Monumental, éreintant, expérimental et passionnant. Un film beaucoup trop riche, convoquant la tragédie grecque, le naturalisme de Zola et le film de montagne allemand que même Fanck ne surpassera pas. La Roue nous fatigue, nous use durant 4h mécaniques, où les mouvements se répètent, les visages se creusent sous le poids du travail et où seul la gaieté de Norma irradie ces lieux gris. Mais là où passe la lumière, l'ombre surgit et cet Éden, cette Rose du Rail est la source de tous les problèmes de ces hommes superstitieux pensant qu'elle incarne une fatalité vindicative dès lors que son regard les traverse.
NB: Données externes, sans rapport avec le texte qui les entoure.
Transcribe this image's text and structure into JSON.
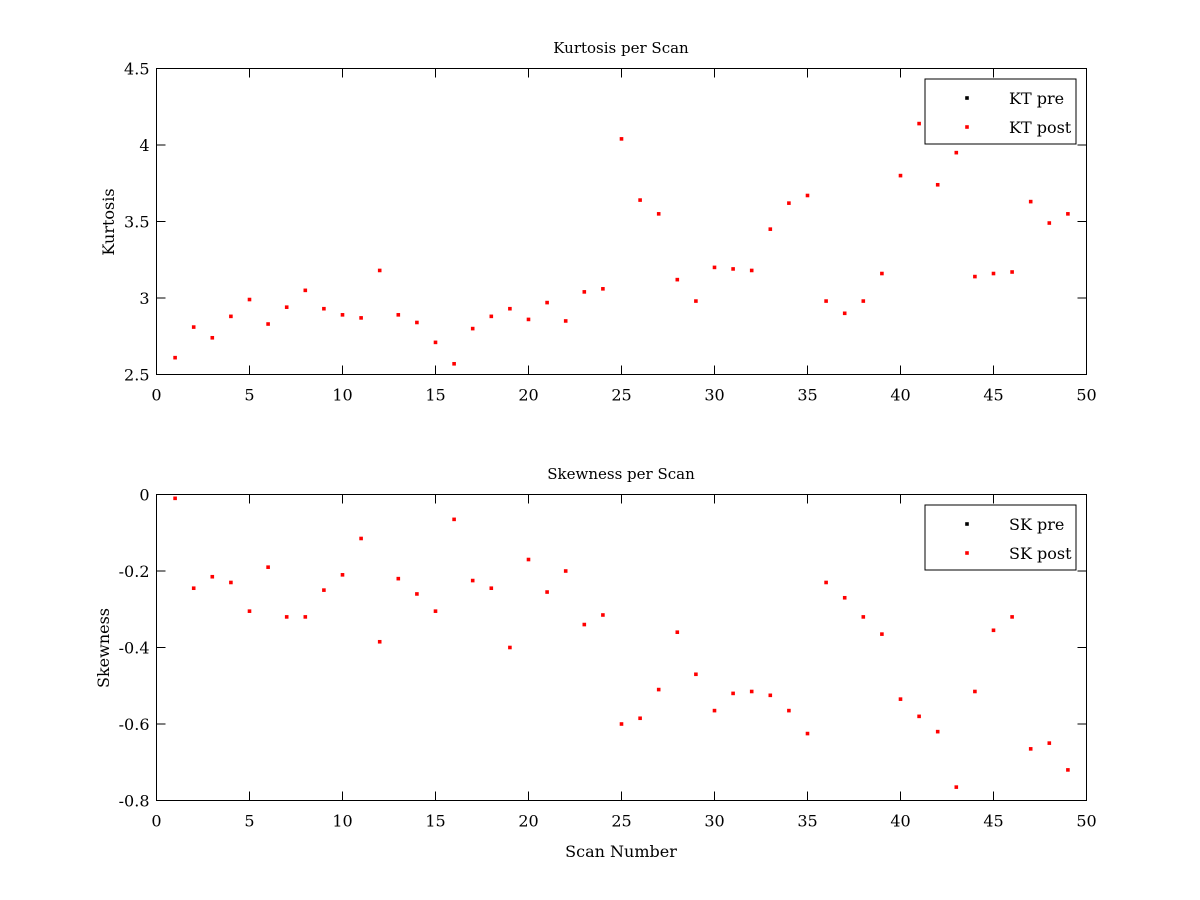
{
  "chart_data": [
    {
      "type": "scatter",
      "title": "Kurtosis per Scan",
      "xlabel": "",
      "ylabel": "Kurtosis",
      "xlim": [
        0,
        50
      ],
      "ylim": [
        2.5,
        4.5
      ],
      "xticks": [
        0,
        5,
        10,
        15,
        20,
        25,
        30,
        35,
        40,
        45,
        50
      ],
      "yticks": [
        2.5,
        3,
        3.5,
        4,
        4.5
      ],
      "xtick_labels": [
        "0",
        "5",
        "10",
        "15",
        "20",
        "25",
        "30",
        "35",
        "40",
        "45",
        "50"
      ],
      "ytick_labels": [
        "2.5",
        "3",
        "3.5",
        "4",
        "4.5"
      ],
      "grid": false,
      "legend_position": "top-right",
      "series": [
        {
          "name": "KT pre",
          "color": "#000000",
          "x": [],
          "y": []
        },
        {
          "name": "KT post",
          "color": "#ff0000",
          "x": [
            1,
            2,
            3,
            4,
            5,
            6,
            7,
            8,
            9,
            10,
            11,
            12,
            13,
            14,
            15,
            16,
            17,
            18,
            19,
            20,
            21,
            22,
            23,
            24,
            25,
            26,
            27,
            28,
            29,
            30,
            31,
            32,
            33,
            34,
            35,
            36,
            37,
            38,
            39,
            40,
            41,
            42,
            43,
            44,
            45,
            46,
            47,
            48,
            49
          ],
          "y": [
            2.61,
            2.81,
            2.74,
            2.88,
            2.99,
            2.83,
            2.94,
            3.05,
            2.93,
            2.89,
            2.87,
            3.18,
            2.89,
            2.84,
            2.71,
            2.57,
            2.8,
            2.88,
            2.93,
            2.86,
            2.97,
            2.85,
            3.04,
            3.06,
            4.04,
            3.64,
            3.55,
            3.12,
            2.98,
            3.2,
            3.19,
            3.18,
            3.45,
            3.62,
            3.67,
            2.98,
            2.9,
            2.98,
            3.16,
            3.8,
            4.14,
            3.74,
            3.95,
            3.14,
            3.16,
            3.17,
            3.63,
            3.49,
            3.55
          ]
        }
      ]
    },
    {
      "type": "scatter",
      "title": "Skewness per Scan",
      "xlabel": "Scan Number",
      "ylabel": "Skewness",
      "xlim": [
        0,
        50
      ],
      "ylim": [
        -0.8,
        0
      ],
      "xticks": [
        0,
        5,
        10,
        15,
        20,
        25,
        30,
        35,
        40,
        45,
        50
      ],
      "yticks": [
        -0.8,
        -0.6,
        -0.4,
        -0.2,
        0
      ],
      "xtick_labels": [
        "0",
        "5",
        "10",
        "15",
        "20",
        "25",
        "30",
        "35",
        "40",
        "45",
        "50"
      ],
      "ytick_labels": [
        "-0.8",
        "-0.6",
        "-0.4",
        "-0.2",
        "0"
      ],
      "grid": false,
      "legend_position": "top-right",
      "series": [
        {
          "name": "SK pre",
          "color": "#000000",
          "x": [],
          "y": []
        },
        {
          "name": "SK post",
          "color": "#ff0000",
          "x": [
            1,
            2,
            3,
            4,
            5,
            6,
            7,
            8,
            9,
            10,
            11,
            12,
            13,
            14,
            15,
            16,
            17,
            18,
            19,
            20,
            21,
            22,
            23,
            24,
            25,
            26,
            27,
            28,
            29,
            30,
            31,
            32,
            33,
            34,
            35,
            36,
            37,
            38,
            39,
            40,
            41,
            42,
            43,
            44,
            45,
            46,
            47,
            48,
            49
          ],
          "y": [
            -0.01,
            -0.245,
            -0.215,
            -0.23,
            -0.305,
            -0.19,
            -0.32,
            -0.32,
            -0.25,
            -0.21,
            -0.115,
            -0.385,
            -0.22,
            -0.26,
            -0.305,
            -0.065,
            -0.225,
            -0.245,
            -0.4,
            -0.17,
            -0.255,
            -0.2,
            -0.34,
            -0.315,
            -0.6,
            -0.585,
            -0.51,
            -0.36,
            -0.47,
            -0.565,
            -0.52,
            -0.515,
            -0.525,
            -0.565,
            -0.625,
            -0.23,
            -0.27,
            -0.32,
            -0.365,
            -0.535,
            -0.58,
            -0.62,
            -0.765,
            -0.515,
            -0.355,
            -0.32,
            -0.665,
            -0.65,
            -0.72
          ]
        }
      ]
    }
  ]
}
Mais si La Roue est si unique, c'est par le virage que le métrage prendra dans sa deuxième partie. Après les terrains boueux et laborieux du monde industriel, le récit s'élève jusqu'aux montagnes alpines. Ici, tout est plus calme. Le gris laisse place au blanc, la boue laisse place à la neige, le drame social laisse place au plus pur des mélodrames. Mélangeant Sisyphe, Œdipe au langage cinématographique le plus archaïque, Gance crée. Il tente mille et une chose, certaines seront reprises par d'autres cinéastes, d'autres tomberont dans l'oubli, mais le réalisateur modèle le cinématographe sans oublier de donner une dimension sentimentale et tragique absolument bouleversante dans ses deux dernières époques.
La gaieté de Norma n'est plus, elle deviendra une ombre errant dans les neiges des Alpes rejetée par chaque homme qu'elle côtoyait et qui la voyait comme l'origine primale de tous ses maux. Mais il n'en sera rien. Cette fatalité n'est pas personnifiée, elle fait juste partie de la Roue du temps qui va et qui vient. Qui en emporte certains avec elle, qui en laisse d'autres. Ce n'est que cachée du regard des autres, que Norma pourra donner et recevoir l'amour sincère, loin des vices et de la corruption, qu'elle n'avait jamais reçu. Et tandis que la Roue l'emporte, la Roue en laisse d'autre derrière elle. Les aimés seront séparés, il faudra attendre un autre passage de la Roue pour espérer se retrouver.